4 Easy & Effective Posture-Perfecting Exercises
In their YouTube video, Dr. Dan and Pascal discuss four exercises that address the three main issues with bad posture:
- Too tight of a forward front part of the shoulder or front part of the chest
- Weak back muscles
- The head going forward
These exercises are simple to do, and take about 10 minutes a day. You don’t have to do them all at once. Consider performing 2-3 reps of one exercise during your workday, for example.
- The Bruegger Position: Flex your back backward with your arms opening up toward the front, and hold the position for 3-4 seconds and relax. Your head should look up to the sky when flexing backward. Repeat the exercise with 3-4 second contractions or holds, and repeat for two sets of 10 or 20 repetitions. For stress relief, you can inhale when flexing back and exhale when relaxing.
- Hip Hinge With Arms Straight Up to Your Side: Have a slight bend in your knees and lean forward or hinge at the hips. Your head should be slightly behind the shoulder seam, then lift your arms up to get in line with the ear canal. Hold for 20-30 seconds, then relax and repeat that 2-3 times.
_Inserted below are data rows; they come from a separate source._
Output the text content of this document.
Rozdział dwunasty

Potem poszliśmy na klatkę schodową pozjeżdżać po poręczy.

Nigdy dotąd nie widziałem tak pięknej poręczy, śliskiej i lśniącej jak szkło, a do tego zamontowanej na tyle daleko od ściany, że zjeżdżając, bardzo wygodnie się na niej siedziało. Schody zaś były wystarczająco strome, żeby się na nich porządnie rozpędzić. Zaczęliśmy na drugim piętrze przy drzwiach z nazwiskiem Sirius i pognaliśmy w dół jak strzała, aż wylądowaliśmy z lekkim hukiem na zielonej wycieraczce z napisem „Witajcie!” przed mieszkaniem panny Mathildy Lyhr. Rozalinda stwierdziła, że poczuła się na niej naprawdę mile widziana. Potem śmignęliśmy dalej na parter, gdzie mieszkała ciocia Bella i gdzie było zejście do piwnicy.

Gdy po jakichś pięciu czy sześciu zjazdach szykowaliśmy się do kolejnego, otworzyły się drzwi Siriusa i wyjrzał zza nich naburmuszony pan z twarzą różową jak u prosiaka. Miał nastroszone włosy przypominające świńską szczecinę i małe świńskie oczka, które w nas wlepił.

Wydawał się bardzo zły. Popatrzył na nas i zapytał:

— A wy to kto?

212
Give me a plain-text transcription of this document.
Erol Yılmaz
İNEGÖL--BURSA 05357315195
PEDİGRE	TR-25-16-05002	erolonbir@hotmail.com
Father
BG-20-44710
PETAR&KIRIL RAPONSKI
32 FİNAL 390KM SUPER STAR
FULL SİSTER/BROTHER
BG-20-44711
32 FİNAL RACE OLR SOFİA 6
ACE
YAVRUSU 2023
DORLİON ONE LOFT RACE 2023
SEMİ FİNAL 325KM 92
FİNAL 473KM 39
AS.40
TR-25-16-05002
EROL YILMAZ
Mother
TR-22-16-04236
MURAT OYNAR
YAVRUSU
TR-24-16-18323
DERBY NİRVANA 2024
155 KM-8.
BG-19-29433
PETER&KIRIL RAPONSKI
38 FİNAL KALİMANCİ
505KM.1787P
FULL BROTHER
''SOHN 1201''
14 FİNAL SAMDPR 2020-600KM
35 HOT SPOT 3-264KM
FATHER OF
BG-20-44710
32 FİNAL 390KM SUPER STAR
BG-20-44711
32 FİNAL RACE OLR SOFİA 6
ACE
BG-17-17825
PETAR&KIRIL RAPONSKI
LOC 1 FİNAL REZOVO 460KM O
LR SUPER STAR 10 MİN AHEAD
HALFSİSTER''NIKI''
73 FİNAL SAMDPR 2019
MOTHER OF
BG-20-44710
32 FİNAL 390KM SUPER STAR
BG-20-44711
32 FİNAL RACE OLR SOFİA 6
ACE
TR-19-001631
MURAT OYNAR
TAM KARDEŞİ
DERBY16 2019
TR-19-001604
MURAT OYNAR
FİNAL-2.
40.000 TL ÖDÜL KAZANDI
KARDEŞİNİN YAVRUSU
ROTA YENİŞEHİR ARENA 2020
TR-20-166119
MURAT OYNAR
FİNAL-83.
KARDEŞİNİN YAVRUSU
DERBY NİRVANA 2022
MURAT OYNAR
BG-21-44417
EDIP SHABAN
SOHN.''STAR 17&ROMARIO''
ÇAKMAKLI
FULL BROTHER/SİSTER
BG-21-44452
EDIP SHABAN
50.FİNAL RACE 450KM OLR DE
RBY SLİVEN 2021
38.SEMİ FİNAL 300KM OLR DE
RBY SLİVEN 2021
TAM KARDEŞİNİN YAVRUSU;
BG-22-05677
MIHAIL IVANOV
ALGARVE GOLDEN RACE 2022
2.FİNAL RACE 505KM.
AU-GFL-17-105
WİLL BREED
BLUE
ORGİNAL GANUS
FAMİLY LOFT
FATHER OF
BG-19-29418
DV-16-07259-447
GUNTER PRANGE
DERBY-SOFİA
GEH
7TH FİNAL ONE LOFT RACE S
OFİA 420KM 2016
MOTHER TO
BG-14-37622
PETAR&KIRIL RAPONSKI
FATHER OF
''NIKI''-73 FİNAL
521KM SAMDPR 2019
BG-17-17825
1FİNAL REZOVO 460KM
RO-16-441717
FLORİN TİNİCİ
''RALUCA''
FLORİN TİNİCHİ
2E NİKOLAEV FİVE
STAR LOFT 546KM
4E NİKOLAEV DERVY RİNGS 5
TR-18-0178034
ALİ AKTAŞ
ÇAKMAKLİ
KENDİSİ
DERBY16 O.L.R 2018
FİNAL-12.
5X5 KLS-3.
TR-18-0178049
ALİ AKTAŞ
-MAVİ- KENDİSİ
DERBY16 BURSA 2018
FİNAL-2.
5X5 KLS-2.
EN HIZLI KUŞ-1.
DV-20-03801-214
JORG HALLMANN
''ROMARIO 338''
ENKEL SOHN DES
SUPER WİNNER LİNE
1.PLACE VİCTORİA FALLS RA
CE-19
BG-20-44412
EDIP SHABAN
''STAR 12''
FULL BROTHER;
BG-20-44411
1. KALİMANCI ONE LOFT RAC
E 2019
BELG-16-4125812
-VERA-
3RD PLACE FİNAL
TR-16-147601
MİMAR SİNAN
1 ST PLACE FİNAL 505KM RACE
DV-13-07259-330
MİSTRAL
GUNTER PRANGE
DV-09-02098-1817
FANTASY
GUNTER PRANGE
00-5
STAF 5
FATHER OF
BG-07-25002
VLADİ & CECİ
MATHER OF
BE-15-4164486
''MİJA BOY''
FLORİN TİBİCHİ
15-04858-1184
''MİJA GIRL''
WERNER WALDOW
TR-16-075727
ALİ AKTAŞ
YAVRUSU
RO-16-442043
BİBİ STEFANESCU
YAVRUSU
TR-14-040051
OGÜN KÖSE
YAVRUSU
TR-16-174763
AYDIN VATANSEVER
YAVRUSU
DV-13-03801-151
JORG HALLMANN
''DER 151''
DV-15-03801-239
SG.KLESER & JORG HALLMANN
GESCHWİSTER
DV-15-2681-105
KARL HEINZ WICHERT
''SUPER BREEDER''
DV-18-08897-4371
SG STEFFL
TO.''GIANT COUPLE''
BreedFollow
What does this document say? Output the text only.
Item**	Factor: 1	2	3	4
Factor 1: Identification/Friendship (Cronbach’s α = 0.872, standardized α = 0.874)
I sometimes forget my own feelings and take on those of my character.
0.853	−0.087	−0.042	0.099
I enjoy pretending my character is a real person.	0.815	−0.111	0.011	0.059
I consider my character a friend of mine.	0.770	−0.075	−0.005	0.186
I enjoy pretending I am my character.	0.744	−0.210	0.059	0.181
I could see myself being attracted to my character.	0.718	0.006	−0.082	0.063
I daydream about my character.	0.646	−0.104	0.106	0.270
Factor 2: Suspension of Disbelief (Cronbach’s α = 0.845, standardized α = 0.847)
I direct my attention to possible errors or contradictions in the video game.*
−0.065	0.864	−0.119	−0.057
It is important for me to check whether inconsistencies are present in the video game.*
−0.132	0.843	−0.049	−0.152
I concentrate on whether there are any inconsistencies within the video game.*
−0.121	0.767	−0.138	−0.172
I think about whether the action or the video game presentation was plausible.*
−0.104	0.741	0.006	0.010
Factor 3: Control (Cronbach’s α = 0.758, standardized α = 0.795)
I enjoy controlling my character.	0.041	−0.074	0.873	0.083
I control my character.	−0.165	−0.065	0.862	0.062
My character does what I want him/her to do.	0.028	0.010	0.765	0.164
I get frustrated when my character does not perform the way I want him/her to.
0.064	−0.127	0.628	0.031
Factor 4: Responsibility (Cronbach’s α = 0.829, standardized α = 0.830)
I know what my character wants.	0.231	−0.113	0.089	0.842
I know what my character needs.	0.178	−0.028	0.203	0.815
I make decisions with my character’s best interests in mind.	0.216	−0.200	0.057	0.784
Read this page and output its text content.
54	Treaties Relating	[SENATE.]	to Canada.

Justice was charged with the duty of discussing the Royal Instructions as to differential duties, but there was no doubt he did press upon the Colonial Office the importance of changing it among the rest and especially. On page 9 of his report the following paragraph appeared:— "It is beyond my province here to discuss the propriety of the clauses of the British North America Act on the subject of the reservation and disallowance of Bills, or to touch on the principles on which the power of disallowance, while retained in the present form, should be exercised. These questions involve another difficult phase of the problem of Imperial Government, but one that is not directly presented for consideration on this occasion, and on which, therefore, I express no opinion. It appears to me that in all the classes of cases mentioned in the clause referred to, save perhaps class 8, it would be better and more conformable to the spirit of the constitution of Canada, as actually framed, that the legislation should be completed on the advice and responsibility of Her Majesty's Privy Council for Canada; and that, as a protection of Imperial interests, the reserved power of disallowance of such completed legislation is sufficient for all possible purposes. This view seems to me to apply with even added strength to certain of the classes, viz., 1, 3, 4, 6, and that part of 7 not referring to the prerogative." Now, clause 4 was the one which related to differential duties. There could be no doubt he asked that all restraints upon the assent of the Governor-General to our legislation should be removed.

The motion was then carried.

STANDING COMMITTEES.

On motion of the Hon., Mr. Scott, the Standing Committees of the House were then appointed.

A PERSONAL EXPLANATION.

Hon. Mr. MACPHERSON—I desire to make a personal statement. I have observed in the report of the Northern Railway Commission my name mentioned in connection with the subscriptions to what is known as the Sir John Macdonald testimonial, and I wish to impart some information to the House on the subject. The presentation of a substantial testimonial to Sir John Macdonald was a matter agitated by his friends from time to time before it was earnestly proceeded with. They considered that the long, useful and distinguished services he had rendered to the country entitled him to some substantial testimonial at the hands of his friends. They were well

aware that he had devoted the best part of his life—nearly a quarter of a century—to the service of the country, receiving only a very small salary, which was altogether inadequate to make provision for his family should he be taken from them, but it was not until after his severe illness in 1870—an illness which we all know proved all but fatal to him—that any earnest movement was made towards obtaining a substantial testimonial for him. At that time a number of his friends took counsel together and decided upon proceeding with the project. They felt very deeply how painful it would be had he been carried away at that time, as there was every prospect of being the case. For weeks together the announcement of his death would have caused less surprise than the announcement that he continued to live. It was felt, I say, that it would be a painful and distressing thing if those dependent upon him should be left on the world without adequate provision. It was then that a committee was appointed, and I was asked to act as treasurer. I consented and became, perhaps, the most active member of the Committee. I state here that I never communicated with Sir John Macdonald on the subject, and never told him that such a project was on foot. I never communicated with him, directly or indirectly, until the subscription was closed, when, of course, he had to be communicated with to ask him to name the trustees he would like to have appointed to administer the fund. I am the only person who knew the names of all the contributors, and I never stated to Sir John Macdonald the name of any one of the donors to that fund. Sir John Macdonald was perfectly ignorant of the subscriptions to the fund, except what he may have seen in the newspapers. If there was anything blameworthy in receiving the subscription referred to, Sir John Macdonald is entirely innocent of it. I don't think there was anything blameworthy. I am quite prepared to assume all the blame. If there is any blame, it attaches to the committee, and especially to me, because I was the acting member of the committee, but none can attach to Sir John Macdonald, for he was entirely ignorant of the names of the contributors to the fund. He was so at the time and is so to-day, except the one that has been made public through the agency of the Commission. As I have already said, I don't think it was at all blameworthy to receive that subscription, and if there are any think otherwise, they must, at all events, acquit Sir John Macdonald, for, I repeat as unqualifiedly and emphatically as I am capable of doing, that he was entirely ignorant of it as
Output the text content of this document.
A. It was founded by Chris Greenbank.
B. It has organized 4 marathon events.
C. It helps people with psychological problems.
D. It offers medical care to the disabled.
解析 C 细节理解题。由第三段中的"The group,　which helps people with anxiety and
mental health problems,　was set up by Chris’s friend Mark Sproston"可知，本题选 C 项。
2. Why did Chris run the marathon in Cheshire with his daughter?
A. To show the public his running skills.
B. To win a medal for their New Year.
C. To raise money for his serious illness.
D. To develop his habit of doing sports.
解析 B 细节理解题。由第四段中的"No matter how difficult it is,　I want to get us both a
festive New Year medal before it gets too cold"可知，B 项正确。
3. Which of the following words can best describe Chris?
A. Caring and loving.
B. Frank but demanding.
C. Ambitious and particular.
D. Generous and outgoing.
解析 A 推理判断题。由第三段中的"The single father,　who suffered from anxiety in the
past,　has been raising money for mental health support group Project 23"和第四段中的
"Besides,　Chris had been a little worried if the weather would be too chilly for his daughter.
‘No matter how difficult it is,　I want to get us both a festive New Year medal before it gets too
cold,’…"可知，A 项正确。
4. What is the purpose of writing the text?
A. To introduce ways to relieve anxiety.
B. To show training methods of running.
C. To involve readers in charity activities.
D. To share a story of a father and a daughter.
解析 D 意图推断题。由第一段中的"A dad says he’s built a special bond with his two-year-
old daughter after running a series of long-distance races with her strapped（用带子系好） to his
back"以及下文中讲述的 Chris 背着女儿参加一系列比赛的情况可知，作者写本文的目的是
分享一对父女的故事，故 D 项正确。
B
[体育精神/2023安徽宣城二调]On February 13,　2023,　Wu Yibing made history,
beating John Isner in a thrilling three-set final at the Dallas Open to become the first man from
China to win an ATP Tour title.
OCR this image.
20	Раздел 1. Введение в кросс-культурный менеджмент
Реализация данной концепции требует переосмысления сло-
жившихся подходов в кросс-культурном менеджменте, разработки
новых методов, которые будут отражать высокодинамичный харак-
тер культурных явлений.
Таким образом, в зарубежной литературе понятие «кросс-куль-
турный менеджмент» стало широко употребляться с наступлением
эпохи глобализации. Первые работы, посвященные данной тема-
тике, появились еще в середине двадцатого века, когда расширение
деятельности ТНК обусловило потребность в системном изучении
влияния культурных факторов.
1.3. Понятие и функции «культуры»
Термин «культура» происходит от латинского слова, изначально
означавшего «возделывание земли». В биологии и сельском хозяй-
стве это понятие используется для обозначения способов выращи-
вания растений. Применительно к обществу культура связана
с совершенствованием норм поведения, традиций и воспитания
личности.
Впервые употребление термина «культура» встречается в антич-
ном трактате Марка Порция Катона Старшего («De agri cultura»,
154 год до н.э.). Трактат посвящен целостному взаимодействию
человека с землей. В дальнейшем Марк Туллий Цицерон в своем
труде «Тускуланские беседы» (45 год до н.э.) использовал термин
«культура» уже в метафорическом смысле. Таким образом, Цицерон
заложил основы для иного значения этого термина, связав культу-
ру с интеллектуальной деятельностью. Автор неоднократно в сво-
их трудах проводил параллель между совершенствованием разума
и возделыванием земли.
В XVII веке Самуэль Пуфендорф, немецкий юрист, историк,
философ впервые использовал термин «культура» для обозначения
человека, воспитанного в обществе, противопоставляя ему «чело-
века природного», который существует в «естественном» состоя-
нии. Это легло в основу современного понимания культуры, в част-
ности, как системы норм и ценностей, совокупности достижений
- The Wall Angel: There are three points of contact with this exercise: pelvis or low back, shoulders or rib cage, and head. Getting your head back once your shoulders and low back are touching could be your starting point. The first goal is to get your head back to the wall, then bring your elbows back and rotate your hands up until they’re touching the wall.
Now there are five points of contact: low back, shoulders, head, elbows, and wrists or fingers. Those points need to sustain contact with the wall throughout the motion. Next, slide your hands up the wall. Push your hands up to the ceiling as high as you can go until you can’t go higher. Once your arms feel like they need to come off the wall to get any higher, that is where you stop. Repeat the exercise 10 times, going up and down for two sets of 10. - The Titanic: Named after Leo DiCaprio’s famous “I’m king of the world” scene in Titanic, this exercise uses a shoebox, yoga block or other rectangular object to put behind your shoulder blades. With the object behind your shoulders, step backwards until you’re touching the object against the wall. There will be a space between your head and the wall, and a space between your low back and the wall.Next, push your hips against the wall, which will drive your chest forward. Next, bring your head backwards and touch the wall if possible. Then do the same exercise as the Bruegger relief: squeeze your shoulder blades back and bring your hands back until they are touching the wall. Hold the position for 3-4 seconds and relax. Repeat this for two sets of 10 for 20 total reps.